Coronavirus: Cómo fortalecer tu sistema inmune

Debido a la actual situación provocada por covid-19, nos encontramos a diario con una pregunta ¿Cómo podemos fortalecer nuestro sistema inmune? La verdad es que se trata de una pregunta difícil de responder, especialmente porque el sistema inmune no es algo que se pueda medir fácilmente.  

De hecho, lo más importante es mantener un estilo de vida saludable, con un patrón de alimentación sano, con ejercicio, buena calidad del sueño y disminuir el estrés. Esto es realmente lo más importante, si bien es cierto, que en algunas ocasiones nos es más difícil poder garantizar las completamente. En estos casos podemos ayudarnos con suplementos.

Aquí está lo que sabemos sobre ciertos suplementos que, según se afirma, tienen propiedades para fortalecer el sistema inmune.

Vitamina C: es una vitamina con propiedad antioxidante.  Por lo que se asocia a otorgar beneficios a nivel cardiovascular, ya que es estrés oxidativo es una de las principales causas de enfermedad cardiovascular.  Comúnmente  se ha utilizado para prevenir el resfriado común. No hay evidencia de que  se consiga evitar el resfriado, sin embargo si de que sean episodios más cortos y con síntomas más leves. Aunque no se sabe si tomar un suplemento de vitamina C es beneficioso para prevenir el COVID-19, para la mayoría de la gente no hay ningún peligro por tomarse hasta 90 mg al día.En el caso de los fumadores y las personas con un riesgo alto, sin duda merece la pena considerarlo. La vitamina C es hidrosoluble, por lo que el cuerpo excreta a través de la orina la que no necesita. Sin embargo, en dosis muy altas, la vitamina C puede causar diarrea, nauseas y cólicos estomacales.
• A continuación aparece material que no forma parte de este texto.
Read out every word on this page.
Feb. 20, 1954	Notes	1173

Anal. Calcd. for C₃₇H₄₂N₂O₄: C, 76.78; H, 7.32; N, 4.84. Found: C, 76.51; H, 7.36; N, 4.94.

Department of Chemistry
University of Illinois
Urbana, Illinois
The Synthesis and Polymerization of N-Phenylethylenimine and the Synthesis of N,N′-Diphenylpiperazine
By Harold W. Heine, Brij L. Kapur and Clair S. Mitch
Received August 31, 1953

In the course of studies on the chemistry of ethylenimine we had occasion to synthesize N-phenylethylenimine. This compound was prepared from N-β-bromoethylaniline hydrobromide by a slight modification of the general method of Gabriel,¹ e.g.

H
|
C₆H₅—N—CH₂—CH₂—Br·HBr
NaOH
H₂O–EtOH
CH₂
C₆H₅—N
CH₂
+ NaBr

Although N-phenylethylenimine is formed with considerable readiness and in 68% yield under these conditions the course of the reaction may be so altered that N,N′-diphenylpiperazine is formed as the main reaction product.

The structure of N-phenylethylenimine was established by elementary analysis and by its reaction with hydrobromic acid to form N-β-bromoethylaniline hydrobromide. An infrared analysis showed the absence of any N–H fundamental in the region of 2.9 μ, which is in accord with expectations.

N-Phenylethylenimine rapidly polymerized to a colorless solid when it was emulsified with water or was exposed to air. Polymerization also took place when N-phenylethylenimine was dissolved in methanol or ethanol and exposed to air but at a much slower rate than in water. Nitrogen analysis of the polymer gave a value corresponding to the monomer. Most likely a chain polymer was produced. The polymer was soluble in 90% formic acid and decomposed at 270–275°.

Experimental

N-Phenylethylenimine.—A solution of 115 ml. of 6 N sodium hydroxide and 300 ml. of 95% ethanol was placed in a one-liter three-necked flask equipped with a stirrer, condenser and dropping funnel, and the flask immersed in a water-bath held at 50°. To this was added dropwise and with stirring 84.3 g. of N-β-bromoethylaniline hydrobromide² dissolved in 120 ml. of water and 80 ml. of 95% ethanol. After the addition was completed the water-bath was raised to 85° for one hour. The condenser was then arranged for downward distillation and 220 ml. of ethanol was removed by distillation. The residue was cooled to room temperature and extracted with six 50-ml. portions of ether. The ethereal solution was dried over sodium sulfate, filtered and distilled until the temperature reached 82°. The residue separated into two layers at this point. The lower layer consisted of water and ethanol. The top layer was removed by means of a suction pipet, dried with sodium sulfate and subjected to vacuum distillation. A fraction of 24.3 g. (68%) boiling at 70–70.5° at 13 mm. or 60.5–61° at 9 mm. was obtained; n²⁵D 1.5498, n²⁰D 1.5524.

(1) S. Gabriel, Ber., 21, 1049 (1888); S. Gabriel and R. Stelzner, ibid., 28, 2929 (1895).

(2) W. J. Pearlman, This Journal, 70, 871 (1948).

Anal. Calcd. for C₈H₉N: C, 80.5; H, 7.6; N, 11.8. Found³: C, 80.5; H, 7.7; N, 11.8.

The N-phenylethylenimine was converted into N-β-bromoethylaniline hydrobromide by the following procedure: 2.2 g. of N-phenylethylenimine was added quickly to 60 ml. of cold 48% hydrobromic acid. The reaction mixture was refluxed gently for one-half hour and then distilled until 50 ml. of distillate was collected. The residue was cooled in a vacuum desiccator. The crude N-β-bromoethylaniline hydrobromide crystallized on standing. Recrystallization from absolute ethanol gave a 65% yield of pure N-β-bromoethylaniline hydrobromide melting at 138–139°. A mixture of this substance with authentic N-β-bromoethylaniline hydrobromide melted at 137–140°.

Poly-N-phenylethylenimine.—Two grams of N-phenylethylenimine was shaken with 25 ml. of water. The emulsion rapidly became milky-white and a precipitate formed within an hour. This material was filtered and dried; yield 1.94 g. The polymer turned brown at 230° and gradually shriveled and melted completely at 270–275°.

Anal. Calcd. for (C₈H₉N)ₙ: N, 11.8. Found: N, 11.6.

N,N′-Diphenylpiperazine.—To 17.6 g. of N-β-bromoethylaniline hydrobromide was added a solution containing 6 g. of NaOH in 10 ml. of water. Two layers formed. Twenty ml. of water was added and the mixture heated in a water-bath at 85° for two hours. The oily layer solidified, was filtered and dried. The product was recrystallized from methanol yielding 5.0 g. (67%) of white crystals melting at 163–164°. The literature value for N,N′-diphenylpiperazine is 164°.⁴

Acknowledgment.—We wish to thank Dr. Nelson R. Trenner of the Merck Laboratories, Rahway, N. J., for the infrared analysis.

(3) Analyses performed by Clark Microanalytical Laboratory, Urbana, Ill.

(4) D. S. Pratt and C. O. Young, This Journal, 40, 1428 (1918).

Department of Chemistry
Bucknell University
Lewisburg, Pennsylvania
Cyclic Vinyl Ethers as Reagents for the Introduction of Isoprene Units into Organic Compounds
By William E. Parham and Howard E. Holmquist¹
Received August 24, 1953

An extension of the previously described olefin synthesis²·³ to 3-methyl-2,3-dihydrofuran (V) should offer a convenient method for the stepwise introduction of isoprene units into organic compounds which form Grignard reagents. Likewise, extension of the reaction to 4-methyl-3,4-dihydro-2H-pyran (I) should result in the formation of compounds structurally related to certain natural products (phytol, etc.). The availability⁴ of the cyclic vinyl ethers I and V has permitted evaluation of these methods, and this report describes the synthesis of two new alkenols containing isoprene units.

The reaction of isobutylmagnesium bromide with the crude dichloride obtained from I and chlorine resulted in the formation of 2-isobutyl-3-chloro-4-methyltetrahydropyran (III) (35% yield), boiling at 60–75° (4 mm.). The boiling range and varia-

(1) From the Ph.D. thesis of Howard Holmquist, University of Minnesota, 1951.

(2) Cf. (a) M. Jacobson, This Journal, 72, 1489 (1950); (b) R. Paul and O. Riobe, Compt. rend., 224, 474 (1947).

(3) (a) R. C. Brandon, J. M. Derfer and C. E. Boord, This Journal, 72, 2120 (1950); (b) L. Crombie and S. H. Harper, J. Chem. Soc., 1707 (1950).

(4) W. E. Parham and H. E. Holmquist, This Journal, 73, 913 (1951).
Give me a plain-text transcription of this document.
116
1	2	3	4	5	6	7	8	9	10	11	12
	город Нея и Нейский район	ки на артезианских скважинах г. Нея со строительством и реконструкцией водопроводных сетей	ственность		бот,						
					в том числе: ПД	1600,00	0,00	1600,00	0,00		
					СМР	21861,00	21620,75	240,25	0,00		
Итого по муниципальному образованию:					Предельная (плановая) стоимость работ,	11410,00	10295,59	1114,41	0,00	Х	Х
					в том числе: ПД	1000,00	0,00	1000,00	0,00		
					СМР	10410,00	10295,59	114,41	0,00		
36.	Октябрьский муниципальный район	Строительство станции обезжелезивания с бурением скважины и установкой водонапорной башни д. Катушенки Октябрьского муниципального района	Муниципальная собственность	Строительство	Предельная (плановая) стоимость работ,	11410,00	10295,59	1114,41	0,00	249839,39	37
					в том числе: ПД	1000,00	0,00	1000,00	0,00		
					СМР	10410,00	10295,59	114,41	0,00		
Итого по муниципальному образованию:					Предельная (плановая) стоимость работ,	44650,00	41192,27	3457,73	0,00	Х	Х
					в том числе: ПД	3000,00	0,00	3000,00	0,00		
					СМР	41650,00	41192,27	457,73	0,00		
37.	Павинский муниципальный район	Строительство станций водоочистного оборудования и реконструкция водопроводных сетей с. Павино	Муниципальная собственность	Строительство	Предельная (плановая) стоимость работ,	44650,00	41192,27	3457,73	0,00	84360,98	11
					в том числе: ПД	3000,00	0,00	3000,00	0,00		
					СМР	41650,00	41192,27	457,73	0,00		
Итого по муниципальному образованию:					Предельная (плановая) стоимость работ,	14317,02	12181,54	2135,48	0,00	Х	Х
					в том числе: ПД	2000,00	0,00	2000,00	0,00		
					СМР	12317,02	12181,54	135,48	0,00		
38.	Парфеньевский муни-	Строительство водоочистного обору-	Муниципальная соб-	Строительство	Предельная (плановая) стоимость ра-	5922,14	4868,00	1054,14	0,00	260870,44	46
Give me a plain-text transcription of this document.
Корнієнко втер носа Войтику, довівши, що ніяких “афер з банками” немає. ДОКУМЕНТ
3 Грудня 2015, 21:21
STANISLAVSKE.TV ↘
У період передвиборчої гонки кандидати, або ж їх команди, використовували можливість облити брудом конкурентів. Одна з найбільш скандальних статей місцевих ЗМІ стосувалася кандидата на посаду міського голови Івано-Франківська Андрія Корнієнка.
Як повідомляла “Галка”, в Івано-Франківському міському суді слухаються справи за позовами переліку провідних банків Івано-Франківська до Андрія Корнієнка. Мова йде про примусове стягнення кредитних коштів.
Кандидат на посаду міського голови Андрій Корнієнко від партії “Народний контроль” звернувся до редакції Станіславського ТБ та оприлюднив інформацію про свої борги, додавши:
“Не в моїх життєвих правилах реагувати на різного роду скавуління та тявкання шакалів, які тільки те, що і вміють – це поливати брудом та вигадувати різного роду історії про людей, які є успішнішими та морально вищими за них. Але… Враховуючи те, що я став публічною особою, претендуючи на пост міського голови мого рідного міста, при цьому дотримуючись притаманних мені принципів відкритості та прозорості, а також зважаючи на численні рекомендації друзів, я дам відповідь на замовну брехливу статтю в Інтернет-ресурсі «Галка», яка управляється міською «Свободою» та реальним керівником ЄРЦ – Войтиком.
Zinc: es un nutriente que las personas necesitan para estar sanas. El zinc se encuentra en las células de todo el cuerpo. Ayuda al sistema inmunitario a combatir bacterias y virus que invaden al cuerpo. El cuerpo también necesita zinc para fabricar proteínas y el ADN, el material genético presente en todas las células. Durante el embarazo, la infancia y la niñez, el organismo requiere zinc para crecer y desarrollarse bien. El zinc también favorece la cicatrización de las heridas y el funcionamiento normal del sentido del gusto y el olfato.Un metanálisis de siete ensayos halló que suplementar con zinc redujo la duración del resfriado común en una media de un 33 %.No se sabe si podría tener un efecto similar con el COVID-19. Tomar un suplemento de zinc puede ser una buena estrategia para las personas mayores y otras con un mayor riesgo.  El sistema inmunitario del cuerpo necesita zinc para hacer su labor. Las personas mayores y los niños en países en desarrollo que registran bajos niveles de zinc pueden tener un alto riesgo de contraer neumonía y otras infecciones. El zinc también ayuda a mantener la piel sana. Algunas personas con úlceras en la piel podrían beneficiarse con el consumo de suplementos dietéticos de zinc, pero sólo si los niveles de zinc son muy bajos. No se recomiendan más de dos meses de suplementación con zinc.

Equinácea: es una planta que tiene un efecto ligeramente protector de las vías respiratorias altas, pero no parece reducir la duración ni la gravedad de la enfermedad. Aunque es imposible decir si puede ofrecer alguna protección contra el COVID-19, parece que no hay problema por tomarla a largo plazo. 

Jalea real: se trata de un concentrado alimenticio natural que contiene vitaminas del grupo B, A, C y E, minerales (calcio, hierro, selenio y cobre) y ácidos grasos insaturados. Es estimulante, nutritiva y tonificante.

Própolis: esta sustancia resinosa, que las abejas utilizan para cubrir la colmena, es un producto altamente rico en nutrientes que ejerce una acción positiva en el organismo. Tiene la capacidad de combatir hongos, virus y bacterias, y aumenta la resistencia global ante las agresiones externas.

Beta-glucanos: son un tipo de fibra soluble para los cuales se han propuesto efectos sobre la glicemia, los niveles de insulinemia, el colesterol y la inmunidad. En este caso nos enfocamos en los que se obtienen de hongos. Por lo que parece la acción del beta-glucano se ejerce, cuando este se une a nuestros macrófagos, activándolos. Por lo que ante la presencia de un patógeno, nuestro macrófago ya activado es capaz de dar una respuesta inmune más rápida. En los estudios  realizados con los β-glucanos de levaduras y hongos se ha observado efectos positivos sobre la inmunidad del huésped, previniendo los riesgos de infecciones.